Titre+Châpo

Les médias ont été, plus d’une fois utilisés par Lady Di, telle une arme pointée vers la famille royale.
Ce que les Windsor n’appréciaient guère, ce n’est pas tant la simplicité de Diana, mais plutôt sa légèreté. Et c’est ce même malentendu qui est né entre les Anglais et leur royaume. Une concurrence avait fini par se former entre Buckingham et la princesse rebelle, reine des foules. Son statut de globe-trotter spécialiste des relations publiques et des œuvres caritatives, lui vaut l’affection de tous. Indépendante et aimée, Diana tient le début de sa revanche. A partir de là, l’équilibre s’inverse ; elle a le beau rôle et creuse l’écart dans le hit-parade de la côte de popularité. Ce que l’on oublie, c’est qu’enfin, derrière cette générosité se cachait la fortune de la famille royale. Affront
L’opinion publique n’a pas été fair avec la famille royale. Le protocole oblige une certaine rigidité. Même cette rigidité a été cassée, battue en brèche et a, enfin, dû s’incliner face à la pression. Le repentir public exigé par la nation ne manque pas de surprendre. La reine a plus d’une fois fait amende honorable. Le monde actuel étant sans références, il s’est fédéré autour de Diana la gentille, évoluant dans un univers de méchants. Cela ressemble à un conte de fées simpliste ayant tourné au vinaigre. Depuis son divorce, l’attitude de Diana tenait du règlement de compte. Lavage de linge sale – princier de surcroît – en public, déclarations tonitruantes à la presse, amourettes et autres futilités… On a souvent frôlé le reality-show de mauvais goût. L’interview du 19 novembre 1995 accordée au journaliste Martin Bashir de la BBC, était une erreur. Annoncer qu’elle doutait des capacités du prince Charles à assumer les responsabilités de la couronne fut une provocation supplémentaire dans sa révolte contre le protocole. Autre faute – fatale – celle d’utiliser Dodi al-Fayed pour chatouiller ceux qui l’ont répudiée. Son idylle avec le play-boy égyptien aura été des plus tapageuses. On peut également refaire sa vie de manière discrète et posée. Diana a déclaré au quotidien “Le Monde” : “La presse est féroce. Elle ne pardonne rien, elle ne traque que l’erreur…” Au contraire ! La mobilisation et les émotions ont prouvé toute l’antinomie de cette affirmation. Les gens oublient les erreurs et c’est tant mieux pour elle. Le conflit était d’ordre moral et non social. Et il demeure.
La perte des valeurs
Les Windsor acceptent mal l’offensive de Diana qui se sert des médias avec une aisance peu commune. Incarnant la morale s’il en est, la famille royale, au fil des combats, perd de sa superbe. Ceci ne fait que renforcer l’aura dont dispose Di. Sa popularité fascine. Au-delà des frontières, des idéologies, des appartenances sociales, des religions, Diana a réussi à unir et désormais à faire pleurer le monde entier.
Maudits soient-ils !
Doit-on faire le procès des photographes, des journalistes ou du public, perpétuellement friand de ce déballage ?

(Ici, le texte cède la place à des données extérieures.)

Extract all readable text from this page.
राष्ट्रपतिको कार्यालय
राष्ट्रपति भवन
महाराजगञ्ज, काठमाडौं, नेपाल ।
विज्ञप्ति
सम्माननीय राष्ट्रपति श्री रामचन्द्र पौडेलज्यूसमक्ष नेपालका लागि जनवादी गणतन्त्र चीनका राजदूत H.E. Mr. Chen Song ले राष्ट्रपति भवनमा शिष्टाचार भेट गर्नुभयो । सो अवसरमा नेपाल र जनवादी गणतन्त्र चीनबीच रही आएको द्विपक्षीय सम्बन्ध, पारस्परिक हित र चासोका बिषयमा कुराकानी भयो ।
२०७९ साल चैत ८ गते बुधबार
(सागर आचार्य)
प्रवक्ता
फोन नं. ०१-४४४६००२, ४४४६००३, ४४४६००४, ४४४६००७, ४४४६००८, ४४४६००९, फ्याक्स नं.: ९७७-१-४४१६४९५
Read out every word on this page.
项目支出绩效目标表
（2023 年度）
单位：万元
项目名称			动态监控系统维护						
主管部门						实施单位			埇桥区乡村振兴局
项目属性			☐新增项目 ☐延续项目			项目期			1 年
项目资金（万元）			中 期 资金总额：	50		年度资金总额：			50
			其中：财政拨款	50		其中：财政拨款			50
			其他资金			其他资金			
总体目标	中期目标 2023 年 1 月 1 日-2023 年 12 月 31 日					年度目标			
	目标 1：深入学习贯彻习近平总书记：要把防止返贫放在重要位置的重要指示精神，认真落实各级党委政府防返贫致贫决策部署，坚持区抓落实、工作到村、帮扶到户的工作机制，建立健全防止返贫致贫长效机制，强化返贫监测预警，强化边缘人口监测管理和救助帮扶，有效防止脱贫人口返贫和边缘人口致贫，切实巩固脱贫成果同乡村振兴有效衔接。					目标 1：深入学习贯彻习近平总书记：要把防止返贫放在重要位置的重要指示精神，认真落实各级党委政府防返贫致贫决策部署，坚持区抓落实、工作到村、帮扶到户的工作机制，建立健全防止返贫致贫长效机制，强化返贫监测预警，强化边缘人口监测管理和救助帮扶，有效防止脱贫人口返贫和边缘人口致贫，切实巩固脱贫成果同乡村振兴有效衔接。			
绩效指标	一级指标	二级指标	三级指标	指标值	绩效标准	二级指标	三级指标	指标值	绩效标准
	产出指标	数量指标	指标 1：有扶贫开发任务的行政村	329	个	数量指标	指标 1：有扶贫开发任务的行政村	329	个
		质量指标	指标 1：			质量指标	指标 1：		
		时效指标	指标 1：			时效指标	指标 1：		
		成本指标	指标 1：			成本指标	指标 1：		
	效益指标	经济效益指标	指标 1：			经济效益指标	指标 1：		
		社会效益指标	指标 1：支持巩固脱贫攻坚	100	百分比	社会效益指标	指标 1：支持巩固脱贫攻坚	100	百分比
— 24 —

Car c’est, partant du principe du “si ce n’est moi ce sera un autre qui le fera” que les paparazzi vont à la chasse. Il n’est pas question de légitimer l’attitude de certains photographes, mais d’alléger les charges qui pèsent sur eux. S’il est une chose que sont les paparazzi, c’est bien le pur produit de notre société malade. Assoiffée de potins, gourmande de scandales, mise en appétit par la honte, le malheur, les “histoires”. Ces mêmes histoires qui fabriquent des légendes… puis les défont. Diana et les médias c’est une longue histoire d’amour ; elle pensait être parvenue à apprivoiser cette bête. Leurs liens étaient tellement étroits que l’animal aurait fini par cannibaliser sa poule aux œufs d’or ! Diana n’a jamais divorcé des médias ; or, sans divorce, il ne peut y avoir séparation. Mais, c’est bien connu : les histoires d’amour finissent mal…
“Reine des cœurs” ou “princesse du peuple”
Que traduit cette mobilisation mondiale, que signifient ces larmes planétaires ? Que le monde entier est amoureux du beau, que la féminité, l’élégance et la grâce sont des armes bien plus redoutables que des missiles. Que l’apparence est et restera reine. Car en dépit de ses écarts de conduite (et ils sont nombreux), elle était parvenue, malgré tout à se poser en victime, qui plus est appréciée et triomphante.
Au feu ! la couronne brûle…
“La nation s’unit contre la tradition…”, titrait l’hebdomadaire anglais “The Observer”. Diana avait enclenché le processus ultra-médiatique et ultra-libéral, surfant sur la vague en vogue. Elle connaissait parfaitement les demandes de sa Cour et les satisfaisait. Les experts en communication politique n’ont pas raté leur coup. Le Premier ministre britannique a saisi l’occasion, se faisant le héraut de la réforme moderne et du renouveau populaire. Sa “princesse du peuple” restera, tel un leitmotiv des années Di. Le discours de Tony Blair fit le panégyrique de l’amour éternel en hommage aux dons désintéressés (financiers et sentimentaux) de Diana aux plus démunis. Difficile de critiquer un mythe devenu, en quelques heures, si légitimé et unanime qu’il serait suicidaire de s’y attaquer. Certes, mais quantité ne signifie pas toujours qualité.
Déchirement
Le couple princier s’est littéralement déchiré dans un combat d’autant plus inutile que personne n’en est sorti grandi. La revanche des Spencer est toutefois double : les paparazzi ne pourront plus mitrailler leur “victime” préférée et la famille royale ne pourra plus faire de mal à Di. (Sic) Le prix à payer fut lourd ! Les griefs des Spencer sont nombreux. Les médias bien sûr, qui ont “du sang sur les mains” mais aussi l’establishment royal. Earl Spencer, le frère de Diana, en fait une sainte en croisade, une icône qui “a prouvé, ces dernières années, qu’elle n’avait nul besoin d’un titre royal pour continuer à produire sa magie propre”.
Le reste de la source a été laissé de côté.